What little I knew about the institution came from books. I remembered the account by Leonid Plyushch. He wrote of how he felt increasingly that the tranquillisers and pills administered daily against his will were deadening something inside him, the will to read and think, the very idea of politics. His memory, he felt sure, was slipping away. And it was particularly painful to have his children come to visit; forcing smiles, making jokes when his heart was as grey as could be. And worst of all, he said, was the increasing fear that his mental condition was in fact deteriorating with each day in that oppressive ward, and that perhaps the job of his torturers would become easier if he went mad.
And I remembered Nekipelov’s recollections of awaiting the ride in a Black Maria truck from Butyrka to the Serbsky, the desperate etchings he saw scratched into the prison wall with pencils, nails or burnt matches: K, they’re taking me to the Serbsky, V and Waiting for transit to Serbsky or simply, I’ve been committed . And of Serbsky, he recalled the tranquillising drugs administered to the prisoners; how the most passionate, aggressive, stubborn inmates would suddenly fall onto their beds, and thereafter move about as though dazed, empty vessels with no will or want.
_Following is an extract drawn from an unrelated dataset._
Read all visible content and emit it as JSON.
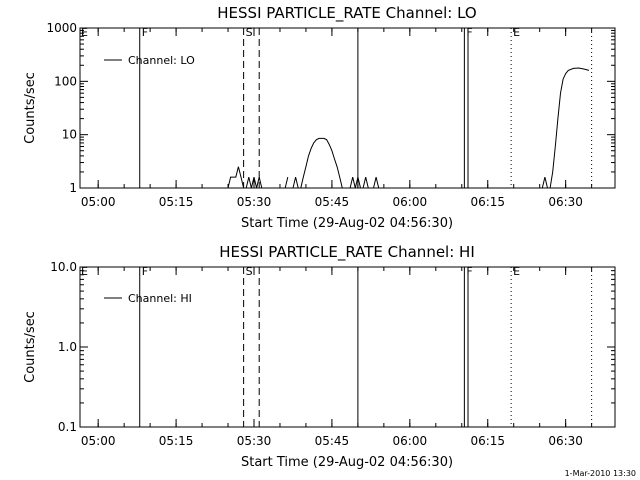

I could see us together, sometimes, my father and me. It was a feeling, an impression, more than a memory. Lying on his bony chest (to me he was always thin, maybe because I knew he’d starved to death, maybe because he never was very big anyway), I could smell tobacco, thick and strong; he might have been smoking, or it could have been an old scent buried in the fibres of his shirt, or even just the association of that smell with the dissident aunts and uncles I so loved. And on his chest I rose up and down with his breath, moved as he talked (maybe my mother, or Oleg, or someone else was in the room), as if together we rode light waves. I wasn’t asleep but maybe close to sleep; all I could see was the edge of him, his shirt, and a section of the floor, the linoleum sea streaked with light from the curtained window.